Abstract

Abstract A vibrant debate has recently emerged among legal theorists regarding the desirability of legal pluralism: the existence of distinct regulatory regimes that make overlapping claims to authority. While Monists maintain that we should strive to forge a unitary legal order, Normative Legal Pluralists favour an approach that seeks to manage legal plurality without eliminating it. This chapter critically evaluates a common argument Monists level against Normative Legal Pluralism, namely that it conflicts with fidelity to the ideal of the rule of law. Advocates of Normative Legal Pluralism employ three strategies to respond to their rule-of-law critics. First, they attempt to show that a plural legal order fares no worse than a unitary one when measured against the standard of providing legal subjects with certainty and predictability. Second, they argue that increases in tolerance, or respect for the exercise of communal and individual autonomy, warrant whatever diminution in the rule of law Normative Legal Pluralism produces.
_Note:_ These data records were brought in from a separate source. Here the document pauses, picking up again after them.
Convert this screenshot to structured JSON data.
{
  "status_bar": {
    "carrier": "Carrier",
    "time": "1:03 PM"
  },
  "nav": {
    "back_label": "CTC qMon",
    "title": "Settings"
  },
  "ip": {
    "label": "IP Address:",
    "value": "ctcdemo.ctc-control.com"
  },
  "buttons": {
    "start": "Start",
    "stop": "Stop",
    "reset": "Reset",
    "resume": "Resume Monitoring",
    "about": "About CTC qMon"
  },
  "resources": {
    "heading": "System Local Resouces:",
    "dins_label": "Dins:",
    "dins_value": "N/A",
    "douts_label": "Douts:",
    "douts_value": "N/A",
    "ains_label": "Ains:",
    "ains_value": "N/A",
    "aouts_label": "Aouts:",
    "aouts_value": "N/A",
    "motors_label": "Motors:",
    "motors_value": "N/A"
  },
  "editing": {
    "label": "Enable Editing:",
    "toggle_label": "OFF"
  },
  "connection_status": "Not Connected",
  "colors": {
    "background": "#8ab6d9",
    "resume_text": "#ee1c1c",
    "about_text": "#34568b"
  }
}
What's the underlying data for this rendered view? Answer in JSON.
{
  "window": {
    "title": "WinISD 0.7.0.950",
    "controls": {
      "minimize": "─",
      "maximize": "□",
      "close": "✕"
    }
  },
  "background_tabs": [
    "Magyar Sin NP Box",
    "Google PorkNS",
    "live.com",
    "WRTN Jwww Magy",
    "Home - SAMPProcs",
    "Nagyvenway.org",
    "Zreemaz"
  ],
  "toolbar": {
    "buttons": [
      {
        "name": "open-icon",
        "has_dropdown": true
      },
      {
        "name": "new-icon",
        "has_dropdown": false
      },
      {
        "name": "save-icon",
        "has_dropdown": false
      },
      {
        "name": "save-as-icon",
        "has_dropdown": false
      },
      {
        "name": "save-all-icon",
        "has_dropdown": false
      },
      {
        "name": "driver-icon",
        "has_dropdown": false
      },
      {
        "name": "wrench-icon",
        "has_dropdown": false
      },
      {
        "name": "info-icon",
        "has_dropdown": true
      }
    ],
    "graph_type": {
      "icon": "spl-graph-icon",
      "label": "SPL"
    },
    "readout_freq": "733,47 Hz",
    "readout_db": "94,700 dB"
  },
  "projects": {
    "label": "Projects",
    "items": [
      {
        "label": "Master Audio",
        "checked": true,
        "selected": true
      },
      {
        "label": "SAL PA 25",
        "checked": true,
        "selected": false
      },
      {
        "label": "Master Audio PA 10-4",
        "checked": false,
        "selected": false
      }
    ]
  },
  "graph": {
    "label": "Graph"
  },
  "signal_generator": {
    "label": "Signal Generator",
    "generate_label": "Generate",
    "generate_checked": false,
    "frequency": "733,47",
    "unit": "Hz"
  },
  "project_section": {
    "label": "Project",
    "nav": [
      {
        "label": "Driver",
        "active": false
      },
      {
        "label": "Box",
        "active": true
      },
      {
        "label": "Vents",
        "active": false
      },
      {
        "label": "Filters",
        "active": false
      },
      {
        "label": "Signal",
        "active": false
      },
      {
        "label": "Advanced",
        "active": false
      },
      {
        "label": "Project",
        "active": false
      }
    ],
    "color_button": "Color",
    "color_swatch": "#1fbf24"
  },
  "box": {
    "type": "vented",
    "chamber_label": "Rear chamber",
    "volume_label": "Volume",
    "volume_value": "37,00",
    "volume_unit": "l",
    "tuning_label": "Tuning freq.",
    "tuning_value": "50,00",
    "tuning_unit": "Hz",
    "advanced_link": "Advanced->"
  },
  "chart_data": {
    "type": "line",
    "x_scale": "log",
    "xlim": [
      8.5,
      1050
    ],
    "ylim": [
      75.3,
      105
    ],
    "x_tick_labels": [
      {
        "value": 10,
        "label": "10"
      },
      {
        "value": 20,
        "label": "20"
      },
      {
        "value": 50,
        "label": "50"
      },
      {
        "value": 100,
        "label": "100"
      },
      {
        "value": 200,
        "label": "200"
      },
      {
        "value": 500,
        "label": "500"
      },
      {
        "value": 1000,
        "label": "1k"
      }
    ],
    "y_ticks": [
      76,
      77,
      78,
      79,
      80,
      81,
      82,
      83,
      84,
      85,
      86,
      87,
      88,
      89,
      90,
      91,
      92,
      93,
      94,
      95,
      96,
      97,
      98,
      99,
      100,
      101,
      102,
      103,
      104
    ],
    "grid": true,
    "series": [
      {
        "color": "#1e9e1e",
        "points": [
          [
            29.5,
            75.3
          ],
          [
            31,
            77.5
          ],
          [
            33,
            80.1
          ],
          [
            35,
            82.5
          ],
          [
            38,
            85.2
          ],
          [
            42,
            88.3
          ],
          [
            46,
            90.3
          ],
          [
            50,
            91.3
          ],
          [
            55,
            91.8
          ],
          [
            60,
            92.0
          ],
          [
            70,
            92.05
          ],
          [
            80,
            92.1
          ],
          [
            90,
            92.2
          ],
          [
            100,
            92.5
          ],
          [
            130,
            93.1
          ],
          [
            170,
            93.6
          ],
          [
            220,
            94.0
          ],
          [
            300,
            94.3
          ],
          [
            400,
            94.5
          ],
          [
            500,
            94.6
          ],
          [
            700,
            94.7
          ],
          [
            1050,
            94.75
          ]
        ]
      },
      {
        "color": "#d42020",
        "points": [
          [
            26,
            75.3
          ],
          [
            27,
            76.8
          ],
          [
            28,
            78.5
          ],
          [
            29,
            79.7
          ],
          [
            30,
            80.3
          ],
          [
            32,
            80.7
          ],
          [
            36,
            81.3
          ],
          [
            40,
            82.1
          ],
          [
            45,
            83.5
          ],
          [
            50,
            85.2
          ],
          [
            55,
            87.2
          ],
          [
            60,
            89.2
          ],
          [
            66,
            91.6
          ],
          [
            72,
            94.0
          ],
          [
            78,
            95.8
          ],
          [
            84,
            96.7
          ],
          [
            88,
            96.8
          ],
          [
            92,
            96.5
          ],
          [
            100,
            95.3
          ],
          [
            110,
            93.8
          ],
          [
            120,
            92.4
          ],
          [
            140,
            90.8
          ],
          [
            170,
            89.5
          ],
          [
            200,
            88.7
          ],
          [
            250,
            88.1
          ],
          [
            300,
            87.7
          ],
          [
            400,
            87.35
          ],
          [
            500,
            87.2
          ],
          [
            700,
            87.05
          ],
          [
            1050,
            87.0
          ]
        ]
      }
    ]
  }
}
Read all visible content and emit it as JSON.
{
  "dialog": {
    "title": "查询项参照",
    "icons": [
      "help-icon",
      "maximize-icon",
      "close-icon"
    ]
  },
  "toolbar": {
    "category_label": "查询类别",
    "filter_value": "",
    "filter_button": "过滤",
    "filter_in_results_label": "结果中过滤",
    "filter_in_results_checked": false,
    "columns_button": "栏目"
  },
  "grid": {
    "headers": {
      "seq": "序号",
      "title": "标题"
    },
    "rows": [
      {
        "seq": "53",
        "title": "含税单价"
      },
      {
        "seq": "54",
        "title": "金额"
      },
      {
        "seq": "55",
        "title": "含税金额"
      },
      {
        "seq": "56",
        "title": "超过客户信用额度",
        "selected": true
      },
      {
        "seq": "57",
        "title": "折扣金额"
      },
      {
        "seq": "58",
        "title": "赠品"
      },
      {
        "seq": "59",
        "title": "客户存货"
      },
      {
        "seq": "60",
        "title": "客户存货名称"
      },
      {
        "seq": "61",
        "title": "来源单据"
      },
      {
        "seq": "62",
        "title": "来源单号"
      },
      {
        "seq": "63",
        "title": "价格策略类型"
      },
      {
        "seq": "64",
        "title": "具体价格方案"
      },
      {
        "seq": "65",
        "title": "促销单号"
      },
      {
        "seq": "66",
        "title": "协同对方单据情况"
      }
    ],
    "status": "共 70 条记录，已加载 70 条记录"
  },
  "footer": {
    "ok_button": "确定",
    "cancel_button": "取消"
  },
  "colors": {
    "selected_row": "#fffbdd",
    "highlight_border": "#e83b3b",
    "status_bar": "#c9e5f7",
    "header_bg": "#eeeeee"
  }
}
Finally, they invoke an account of law’s distinctive normativity informed by sociolegal jurisprudence and constructivist political theory to disarm rule of law objections to normative legal pluralism, either by contesting the premises on which they rest or by providing reasons to conclude that the critics’ worries are seriously overdrawn. While the first two strategies fail, the critics underestimate or simply fail to notice Normative Legal Pluralists’ ability to leverage their conception of law’s legitimacy to address rule of law concerns.